Figure 7-42 Paleontological Landscape

(1) Fossil Group of the Cambrian Explosion of Life (Chengjiang Fauna)

“The evolution of early life on Earth and "The Cambrian Explosion of Life" is one of the hot spots in contemporary scientific research and an unsolved mystery in earth science and life science. The Chengjiang fauna found in Maotian Mountain in Chengjiang, Yunnan is a witness to the "Cambrian Explosion of Life." It is widely distributed in the yellow-green shale in the middle and upper Yuganshan section of the Heilinpu Formation during the Qiongzhusi Period of the Early Cambrian in eastern Yunnan. It not only contains almost all categories of living animals, but also includes some extinct categories, and even contains very exquisite soft-bodied fossils. It is the only soft-bodied and oldest preserved animal found in the world so far (bigger than Canada). The Gies fossil group (middle Cambrian) is still early), the richest and most complete group of multicellular metazoan fossils, and has been hailed by the international scientific community as "one of the most amazing scientific discoveries of the 20th century." In addition, the "Kaili Fossil Group" (Middle Cambrian) discovered in Taijiang County, Guizhou is a subsequent fauna.

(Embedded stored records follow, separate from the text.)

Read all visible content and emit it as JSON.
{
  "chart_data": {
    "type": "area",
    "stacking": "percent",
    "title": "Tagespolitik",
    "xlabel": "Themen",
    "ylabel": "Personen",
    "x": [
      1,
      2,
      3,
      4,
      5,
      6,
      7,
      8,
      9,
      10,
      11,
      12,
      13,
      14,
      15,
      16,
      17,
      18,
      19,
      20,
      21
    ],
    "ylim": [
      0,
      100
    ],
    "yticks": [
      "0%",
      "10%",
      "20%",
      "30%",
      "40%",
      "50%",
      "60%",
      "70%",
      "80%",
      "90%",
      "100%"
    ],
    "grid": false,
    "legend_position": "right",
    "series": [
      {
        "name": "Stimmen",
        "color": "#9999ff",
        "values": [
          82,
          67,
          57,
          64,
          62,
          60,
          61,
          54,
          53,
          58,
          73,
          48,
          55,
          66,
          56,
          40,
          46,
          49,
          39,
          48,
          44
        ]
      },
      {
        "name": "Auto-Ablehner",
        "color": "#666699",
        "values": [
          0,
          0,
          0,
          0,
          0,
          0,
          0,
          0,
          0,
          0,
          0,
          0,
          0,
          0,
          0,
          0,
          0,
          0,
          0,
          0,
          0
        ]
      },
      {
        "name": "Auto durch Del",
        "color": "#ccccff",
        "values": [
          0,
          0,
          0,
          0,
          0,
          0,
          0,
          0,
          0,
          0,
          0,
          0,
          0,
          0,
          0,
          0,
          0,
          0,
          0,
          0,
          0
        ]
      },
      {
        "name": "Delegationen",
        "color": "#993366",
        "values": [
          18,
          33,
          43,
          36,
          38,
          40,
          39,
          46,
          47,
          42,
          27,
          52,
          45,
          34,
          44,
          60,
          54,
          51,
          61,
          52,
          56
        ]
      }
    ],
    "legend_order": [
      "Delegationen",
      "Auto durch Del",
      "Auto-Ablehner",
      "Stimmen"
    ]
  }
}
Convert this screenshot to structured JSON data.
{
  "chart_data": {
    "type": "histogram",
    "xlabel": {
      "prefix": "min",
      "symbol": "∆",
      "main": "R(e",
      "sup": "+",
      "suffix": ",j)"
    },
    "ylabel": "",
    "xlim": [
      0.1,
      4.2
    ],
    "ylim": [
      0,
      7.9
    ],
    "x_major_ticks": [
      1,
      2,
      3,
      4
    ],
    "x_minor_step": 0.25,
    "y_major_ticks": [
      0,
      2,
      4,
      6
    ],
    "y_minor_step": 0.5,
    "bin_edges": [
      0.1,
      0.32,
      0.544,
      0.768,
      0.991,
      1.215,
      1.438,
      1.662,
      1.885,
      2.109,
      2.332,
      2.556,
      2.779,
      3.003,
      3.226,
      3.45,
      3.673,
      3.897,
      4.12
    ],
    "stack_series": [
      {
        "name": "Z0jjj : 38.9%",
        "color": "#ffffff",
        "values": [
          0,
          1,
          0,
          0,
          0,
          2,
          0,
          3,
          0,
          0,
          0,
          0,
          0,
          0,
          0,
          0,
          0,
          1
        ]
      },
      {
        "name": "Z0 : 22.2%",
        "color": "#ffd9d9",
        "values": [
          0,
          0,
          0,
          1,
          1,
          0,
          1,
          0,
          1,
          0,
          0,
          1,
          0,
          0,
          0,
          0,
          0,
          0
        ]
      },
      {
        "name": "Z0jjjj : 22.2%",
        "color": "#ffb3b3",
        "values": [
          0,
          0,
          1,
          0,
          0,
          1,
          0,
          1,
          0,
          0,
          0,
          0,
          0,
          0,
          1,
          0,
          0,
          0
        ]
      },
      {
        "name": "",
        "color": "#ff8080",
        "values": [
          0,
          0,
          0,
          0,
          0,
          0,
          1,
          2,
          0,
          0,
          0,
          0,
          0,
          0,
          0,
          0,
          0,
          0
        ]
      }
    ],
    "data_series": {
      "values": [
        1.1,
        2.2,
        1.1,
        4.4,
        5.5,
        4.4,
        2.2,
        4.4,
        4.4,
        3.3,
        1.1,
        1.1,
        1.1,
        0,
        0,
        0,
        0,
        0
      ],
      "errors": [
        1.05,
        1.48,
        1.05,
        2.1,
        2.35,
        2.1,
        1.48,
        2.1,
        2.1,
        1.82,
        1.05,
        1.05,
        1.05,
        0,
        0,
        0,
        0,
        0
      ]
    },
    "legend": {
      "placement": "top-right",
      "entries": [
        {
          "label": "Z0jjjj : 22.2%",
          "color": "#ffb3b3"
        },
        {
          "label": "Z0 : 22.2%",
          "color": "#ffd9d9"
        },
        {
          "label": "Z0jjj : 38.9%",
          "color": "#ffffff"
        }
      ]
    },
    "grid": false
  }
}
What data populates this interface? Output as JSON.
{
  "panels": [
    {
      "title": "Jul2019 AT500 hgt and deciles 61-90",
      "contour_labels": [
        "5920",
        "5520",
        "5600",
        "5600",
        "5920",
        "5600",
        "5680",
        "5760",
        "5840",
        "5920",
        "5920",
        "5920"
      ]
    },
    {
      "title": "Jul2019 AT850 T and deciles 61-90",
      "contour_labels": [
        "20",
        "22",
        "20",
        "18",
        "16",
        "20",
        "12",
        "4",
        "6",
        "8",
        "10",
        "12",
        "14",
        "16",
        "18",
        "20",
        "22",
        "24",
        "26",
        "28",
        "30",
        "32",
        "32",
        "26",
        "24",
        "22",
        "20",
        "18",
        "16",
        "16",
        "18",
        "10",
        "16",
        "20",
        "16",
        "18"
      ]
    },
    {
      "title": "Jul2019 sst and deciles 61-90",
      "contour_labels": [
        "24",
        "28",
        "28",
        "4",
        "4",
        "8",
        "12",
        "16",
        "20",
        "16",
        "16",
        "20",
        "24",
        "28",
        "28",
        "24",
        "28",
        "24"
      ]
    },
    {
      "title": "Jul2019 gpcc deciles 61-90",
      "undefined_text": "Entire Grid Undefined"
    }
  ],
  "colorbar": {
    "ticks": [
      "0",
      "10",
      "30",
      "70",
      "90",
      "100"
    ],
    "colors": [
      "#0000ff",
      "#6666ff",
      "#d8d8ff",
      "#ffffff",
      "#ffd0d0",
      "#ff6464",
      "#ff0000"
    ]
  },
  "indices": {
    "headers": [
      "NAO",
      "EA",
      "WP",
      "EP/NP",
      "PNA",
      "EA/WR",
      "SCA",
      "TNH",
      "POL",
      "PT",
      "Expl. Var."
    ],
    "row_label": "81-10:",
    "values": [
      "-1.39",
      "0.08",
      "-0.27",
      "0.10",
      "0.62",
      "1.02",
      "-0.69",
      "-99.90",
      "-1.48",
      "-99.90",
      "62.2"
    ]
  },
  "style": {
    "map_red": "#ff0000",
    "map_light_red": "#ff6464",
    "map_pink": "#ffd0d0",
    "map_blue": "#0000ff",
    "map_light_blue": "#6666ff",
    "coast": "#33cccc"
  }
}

(2) Ten Thousand Volumes of Books - Shanwang Paleontological Fossils

Shanwang Village, located in the east of Linqu City, Shandong Province, is one of the national nature reserves. The exposed diatomite of the Shanwang Formation of the Tertiary Miocene has been mined for many years, and the rock formations contain a large number of precious fossils dating back 18 million years. Fossils have been discovered in more than ten categories and more than 400 species, 1/3 of which are extinct genera and species, including algae, mosses, ferns, gymnosperms and angiosperms, as well as fish, frogs, snakes, birds and angiosperms. Ancestors of extinct large mammals such as rhinoceros, tapir, and deer. These fossils are not only complete and finely preserved, but also preserve the form of animals struggling during their lifetime, which is rare in the world. These fossils are of great significance for the study of Miocene fauna, paleogeography, paleoclimate, and stratigraphic correlation in eastern North China. Because the shale composed of diatom remains and clay is as thin as paper, it will lift up layer by layer after weathering, like "book pages". There are also fine fossils preserved on the "pages", so it is called Wanjuanshu. At present, the Shanwang Fossil Museum has been established.

(3) Bird fossils

In the past half century or so, especially since the 1980s, more and more types of bird fossils have been discovered in my country. The most important source of bird fossils is the western Liaoning region. The key fossils discovered support the theory that birds evolved from small theropod dinosaurs. The evolutionary history of primitive birds is divided into four stages: the Sinosauropteryx period, the Archaeopteryx period, the Confucius bird period and the Euornis period. Representatives of the four stages are found in western Liaoning. The research results show that from the perspective of the ancient environment, in the Late Jurassic 140 million years ago, the western Liaoning area had a humid climate, undulating terrain, crisscrossing rivers and streams, and lush terrestrial organisms and aquatic plants, providing a good environment for various species including birds. species of animals create a good living environment.